Muscles of the Human Body
The human body consists of three major muscle types: cardiac, smooth and skeletal.
Cardiac muscle (also known as myocardium) is an involuntary, striated muscle located only in the heart. It is responsible for keeping your heart pumping with the help of pacemaker cells which pass along signals from your nervous system.
Smooth muscles are also involuntary. They are present in the walls of hollow organs and vessels such as the stomach, intestines, bladder, arteries and veins. Smooth muscles facilitate essential daily functions such as contracting your intestines during digestion and contracting the bladder wall to expel urine.
Skeletal muscles, surround and support our skeleton and move our bones. Skeletal muscles are voluntary muscles, meaning we control the movements these muscles make. There are several types of skeletal muscles, discussed below.
Types of Skeletal Muscle
Circular muscles are striated muscles that form a circular shape. Examples of circular muscles are the orbicularis oris, the muscle surrounding the mouth, and the orbicularis oculi, the muscles surrounding the eyes.
Parallel muscles are typically long, thin muscles which do not have much strength. The sartorius muscle, which runs down the thigh to the knee is a sample of a parallel muscle.
Convergent muscles are fan-like, triangular-shaped muscles that attach to a fixed bone. An example of a convergent muscle is the pectoralis major, the breast muscle situated on the chest.

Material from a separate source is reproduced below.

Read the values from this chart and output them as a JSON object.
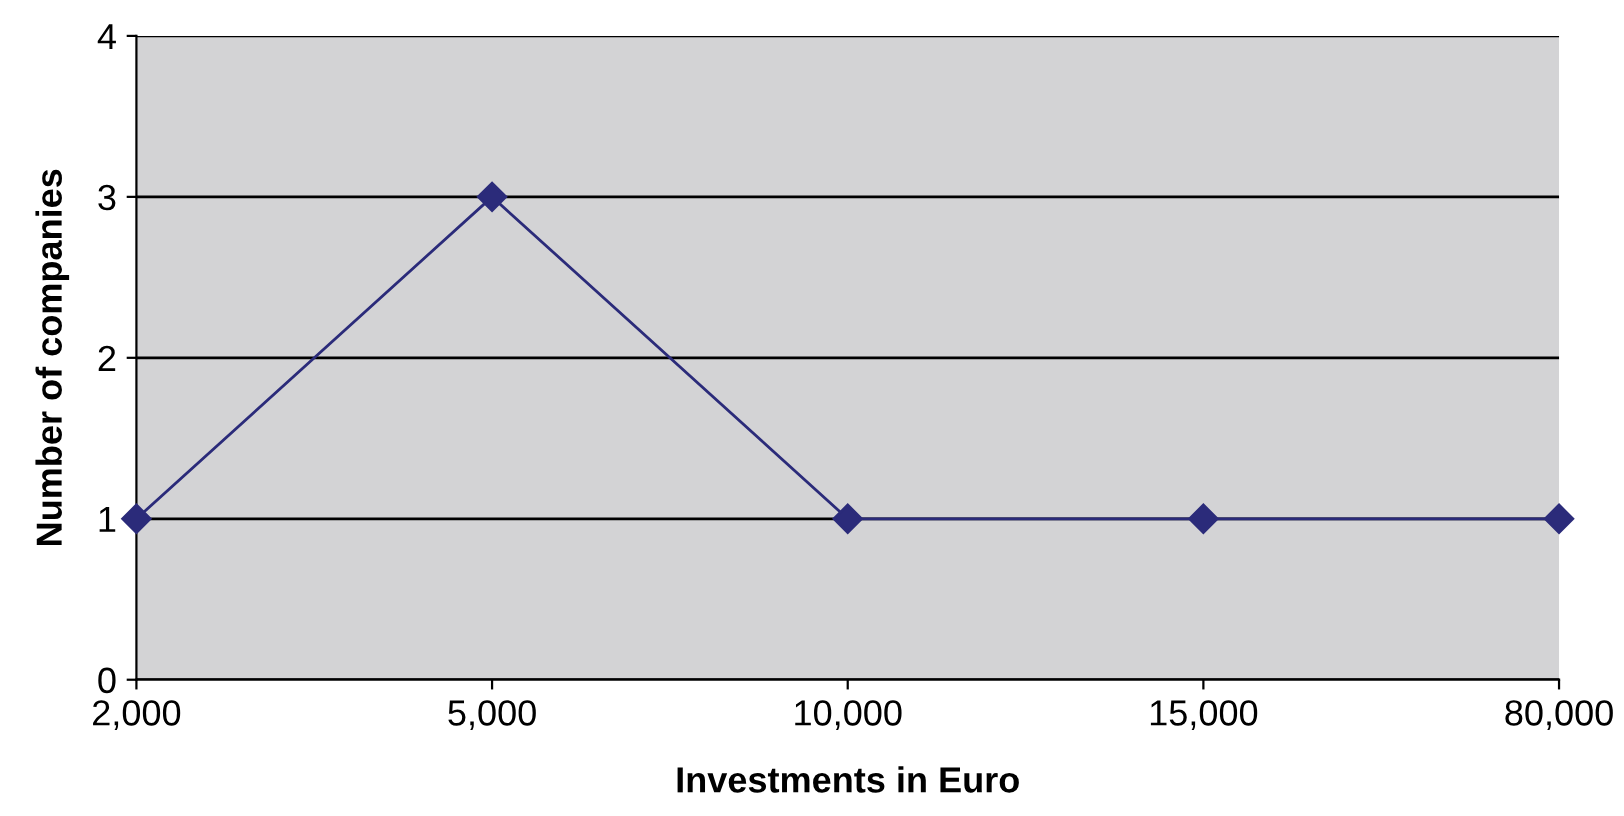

Fusiform muscles are spindle-shaped muscle with an expanded muscle belly (the widest part of a muscle). An example of a fusiform muscle is the biceps brachii, which flexes the elbow and supinates the forearm.
Pennate muscles (also known as penniform muscles) are feather-like muscles whose muscle fibres attach in a slanted position to the tendon. There are three subdivisions of pennate muscles: unipennate, bipennate and multipennate.

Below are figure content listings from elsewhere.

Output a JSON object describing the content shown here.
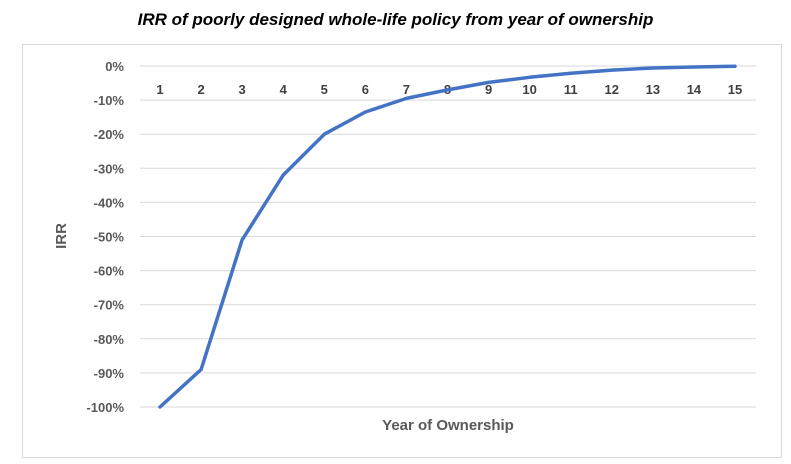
{
  "chart_data": {
    "type": "line",
    "title": "IRR of poorly designed whole-life policy from year of ownership",
    "xlabel": "Year of Ownership",
    "ylabel": "IRR",
    "categories": [
      "1",
      "2",
      "3",
      "4",
      "5",
      "6",
      "7",
      "8",
      "9",
      "10",
      "11",
      "12",
      "13",
      "14",
      "15"
    ],
    "series": [
      {
        "values": [
          -100,
          -89,
          -51,
          -32,
          -20,
          -13.5,
          -9.5,
          -7,
          -4.8,
          -3.3,
          -2.1,
          -1.2,
          -0.6,
          -0.3,
          -0.1
        ]
      }
    ],
    "yticks": [
      "0%",
      "-10%",
      "-20%",
      "-30%",
      "-40%",
      "-50%",
      "-60%",
      "-70%",
      "-80%",
      "-90%",
      "-100%"
    ],
    "ylim": [
      -100,
      0
    ],
    "grid": true,
    "legend": "none",
    "colors": {
      "line": "#4472c4",
      "grid": "#d9d9d9",
      "frame": "#d9d9d9"
    }
  }
}
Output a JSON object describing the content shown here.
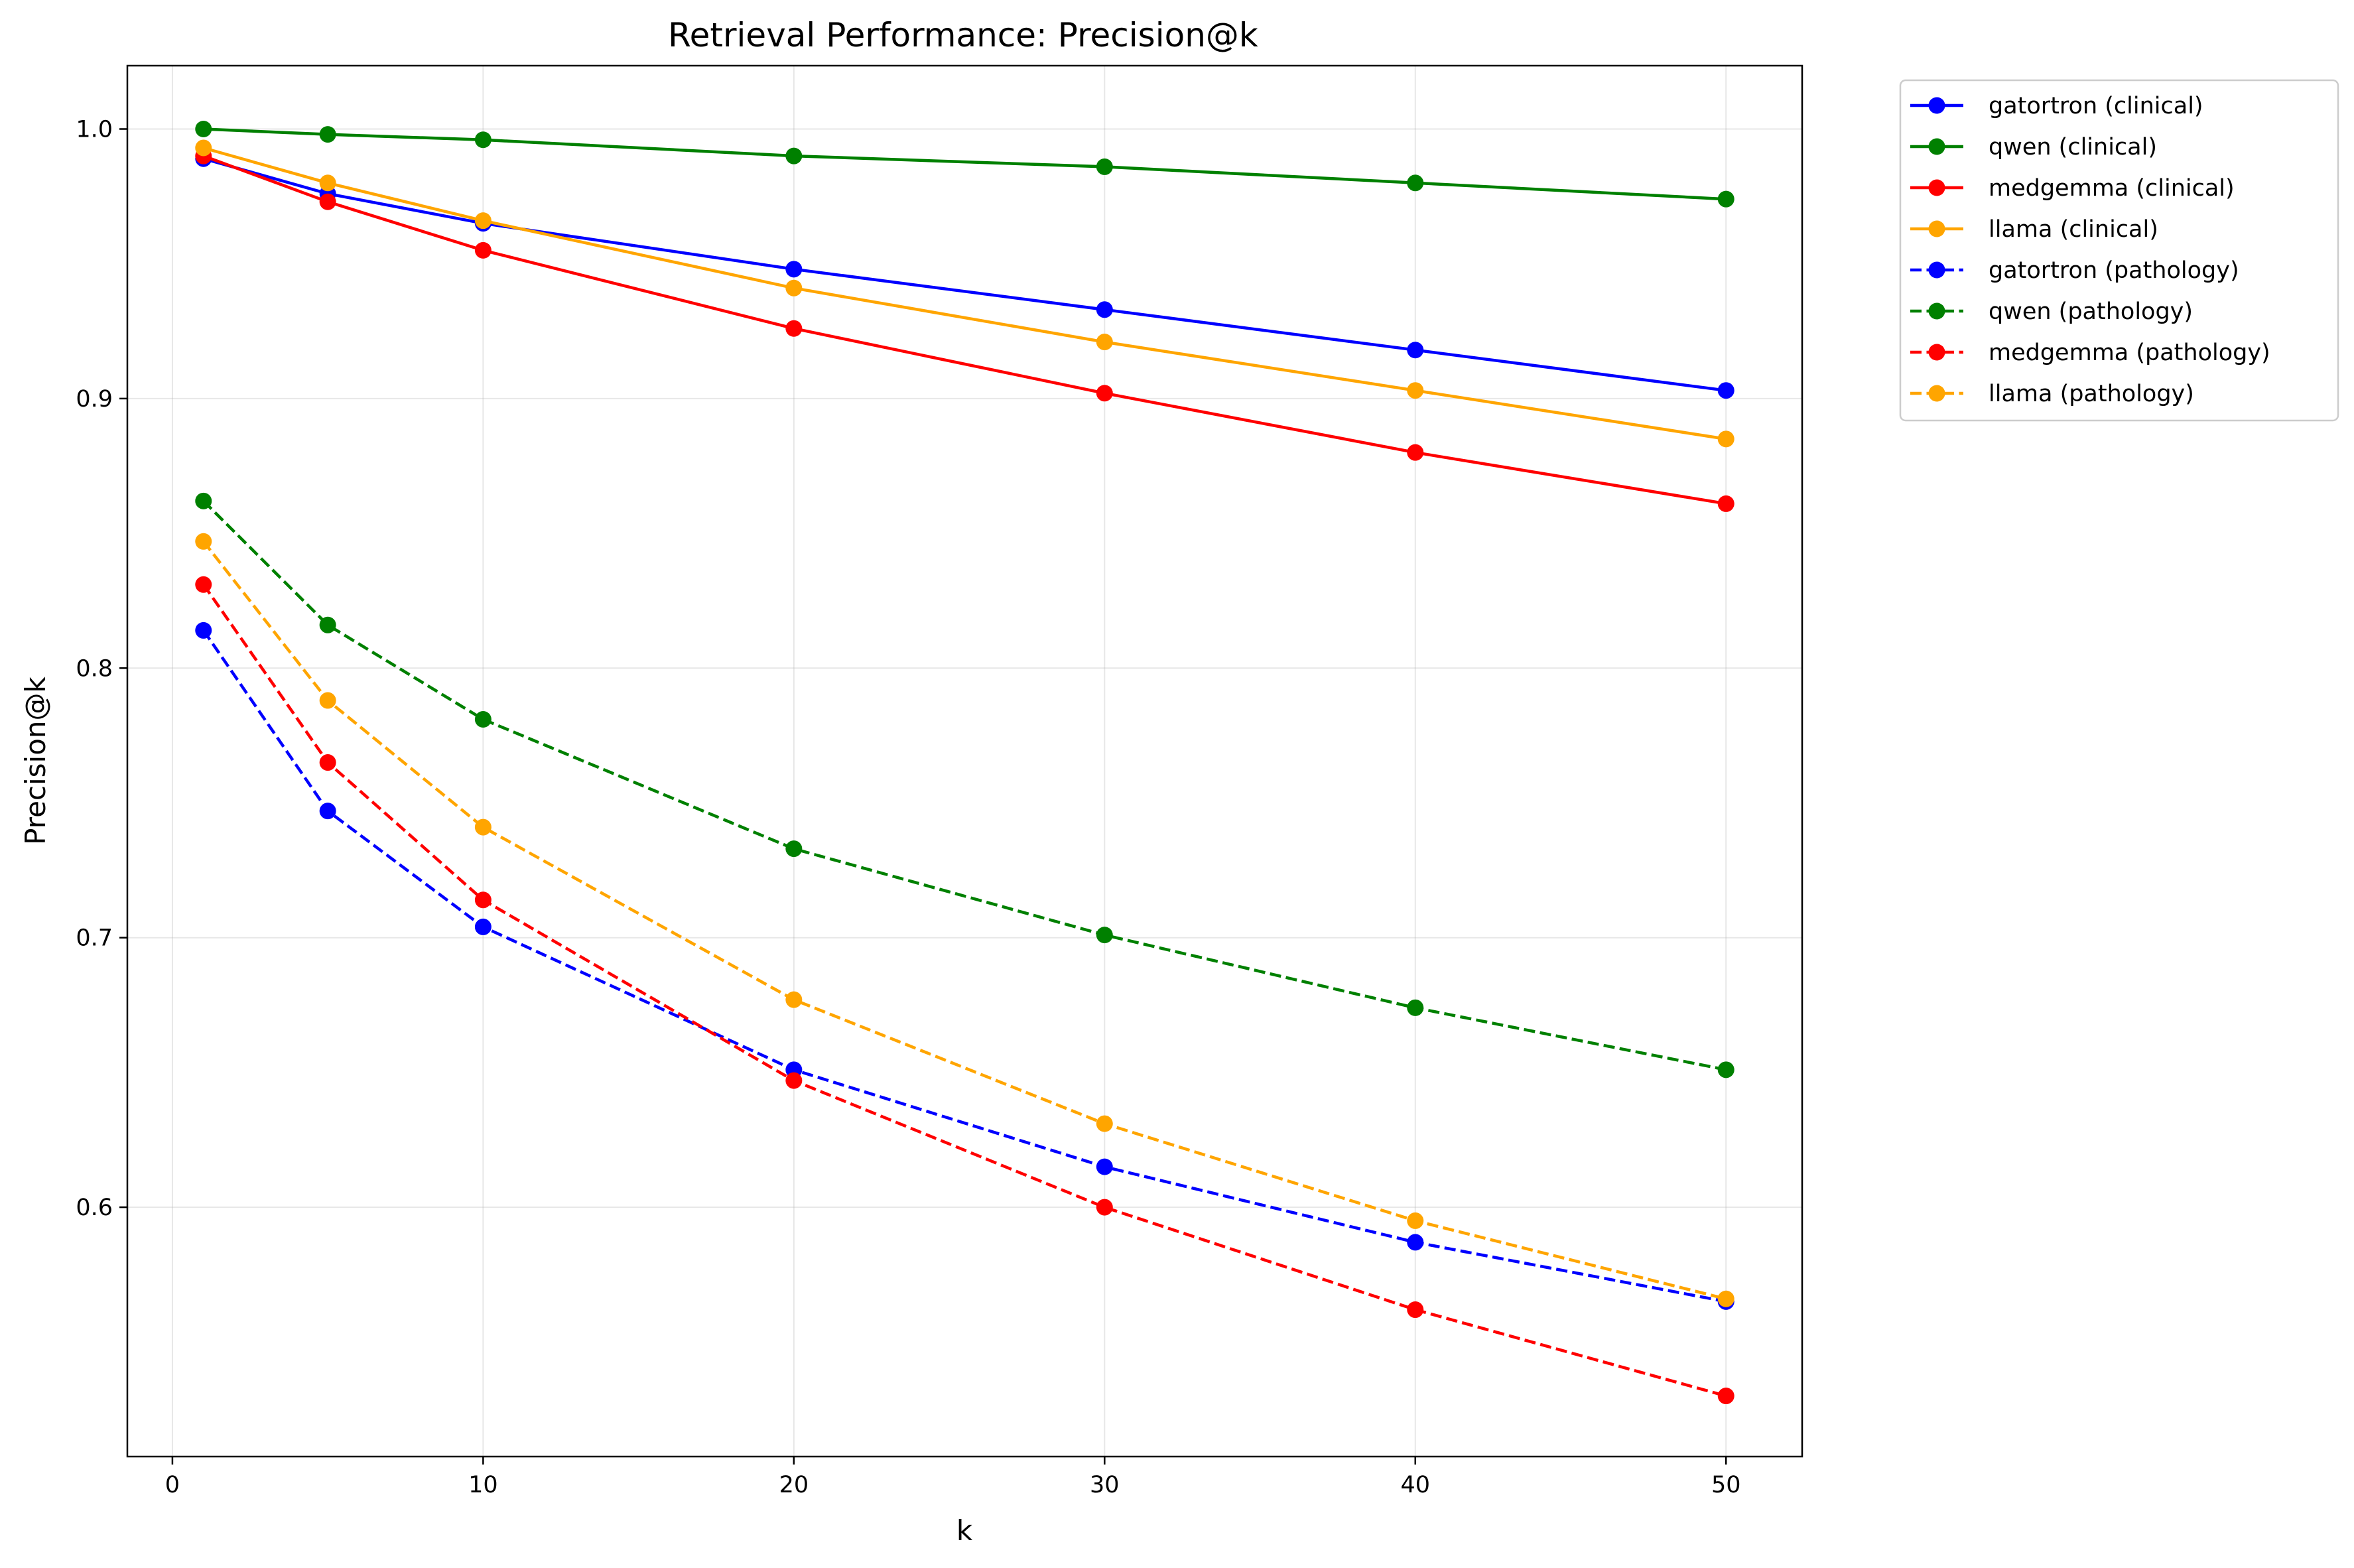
{
  "chart_data": {
    "type": "line",
    "title": "Retrieval Performance: Precision@k",
    "xlabel": "k",
    "ylabel": "Precision@k",
    "x": [
      1,
      5,
      10,
      20,
      30,
      40,
      50
    ],
    "xlim": [
      -1.45,
      52.45
    ],
    "ylim": [
      0.5075,
      1.0235
    ],
    "xticks": [
      0,
      10,
      20,
      30,
      40,
      50
    ],
    "yticks": [
      0.6,
      0.7,
      0.8,
      0.9,
      1.0
    ],
    "xtick_labels": [
      "0",
      "10",
      "20",
      "30",
      "40",
      "50"
    ],
    "ytick_labels": [
      "0.6",
      "0.7",
      "0.8",
      "0.9",
      "1.0"
    ],
    "grid": true,
    "legend_position": "outside-top-right",
    "series": [
      {
        "name": "gatortron (clinical)",
        "color": "#0000ff",
        "dash": "solid",
        "values": [
          0.989,
          0.976,
          0.965,
          0.948,
          0.933,
          0.918,
          0.903
        ]
      },
      {
        "name": "qwen (clinical)",
        "color": "#008000",
        "dash": "solid",
        "values": [
          1.0,
          0.998,
          0.996,
          0.99,
          0.986,
          0.98,
          0.974
        ]
      },
      {
        "name": "medgemma (clinical)",
        "color": "#ff0000",
        "dash": "solid",
        "values": [
          0.99,
          0.973,
          0.955,
          0.926,
          0.902,
          0.88,
          0.861
        ]
      },
      {
        "name": "llama (clinical)",
        "color": "#ffa500",
        "dash": "solid",
        "values": [
          0.993,
          0.98,
          0.966,
          0.941,
          0.921,
          0.903,
          0.885
        ]
      },
      {
        "name": "gatortron (pathology)",
        "color": "#0000ff",
        "dash": "dashed",
        "values": [
          0.814,
          0.747,
          0.704,
          0.651,
          0.615,
          0.587,
          0.565
        ]
      },
      {
        "name": "qwen (pathology)",
        "color": "#008000",
        "dash": "dashed",
        "values": [
          0.862,
          0.816,
          0.781,
          0.733,
          0.701,
          0.674,
          0.651
        ]
      },
      {
        "name": "medgemma (pathology)",
        "color": "#ff0000",
        "dash": "dashed",
        "values": [
          0.831,
          0.765,
          0.714,
          0.647,
          0.6,
          0.562,
          0.53
        ]
      },
      {
        "name": "llama (pathology)",
        "color": "#ffa500",
        "dash": "dashed",
        "values": [
          0.847,
          0.788,
          0.741,
          0.677,
          0.631,
          0.595,
          0.566
        ]
      }
    ]
  }
}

Unipennate muscles are muscles whose fibres attach to one side of the tendon. An example of this muscle is the extensor digitorum longus, found in the lateral, lower leg.

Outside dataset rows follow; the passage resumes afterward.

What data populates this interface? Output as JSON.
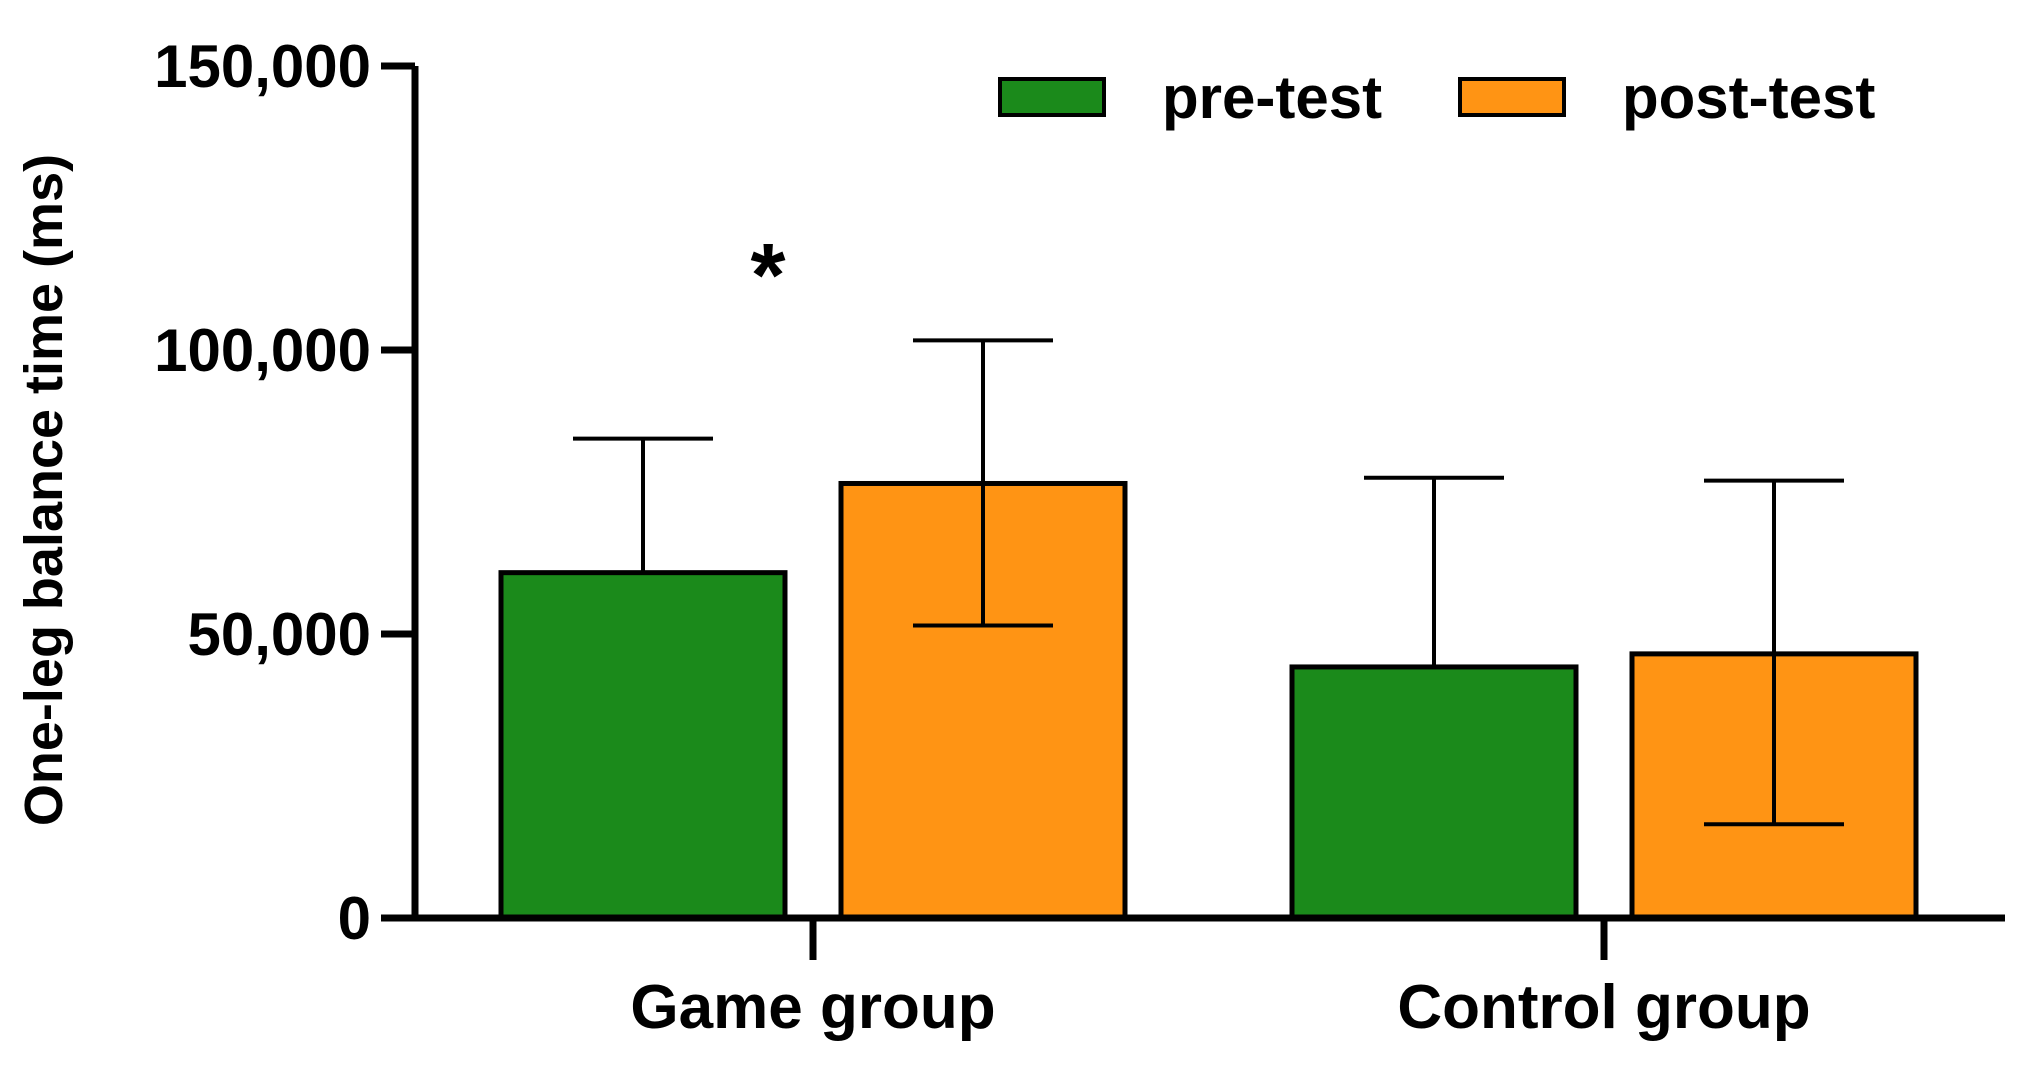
{
  "chart_data": {
    "type": "bar",
    "title": "",
    "xlabel": "",
    "ylabel": "One-leg balance time (ms)",
    "ylim": [
      0,
      150000
    ],
    "yticks": [
      0,
      50000,
      100000,
      150000
    ],
    "ytick_labels": [
      "0",
      "50,000",
      "100,000",
      "150,000"
    ],
    "categories": [
      "Game group",
      "Control group"
    ],
    "series": [
      {
        "name": "pre-test",
        "color": "#1b8a1b",
        "values": [
          60800,
          44200
        ],
        "error_upper": [
          84400,
          77500
        ],
        "error_lower": [
          60800,
          44200
        ]
      },
      {
        "name": "post-test",
        "color": "#ff9414",
        "values": [
          76500,
          46500
        ],
        "error_upper": [
          101700,
          77000
        ],
        "error_lower": [
          51500,
          16500
        ]
      }
    ],
    "legend_position": "top-right",
    "annotations": [
      {
        "text": "*",
        "category": "Game group",
        "y": 118000
      }
    ]
  }
}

Bipennate muscles have two attachment sites, on opposite sides of a central tendon. The rectus femoris is a bipennate, quadriceps muscle that flexes the hip.
Multipennate muscles involve multiple rows of muscle fibres whose central tendon branches into two or more tendons. The deltoid, the large muscle that lies over the shoulder joint, is an example of a multipennate muscle and can be broken down into the anterior deltoid, lateral deltoid, and posterior deltoid.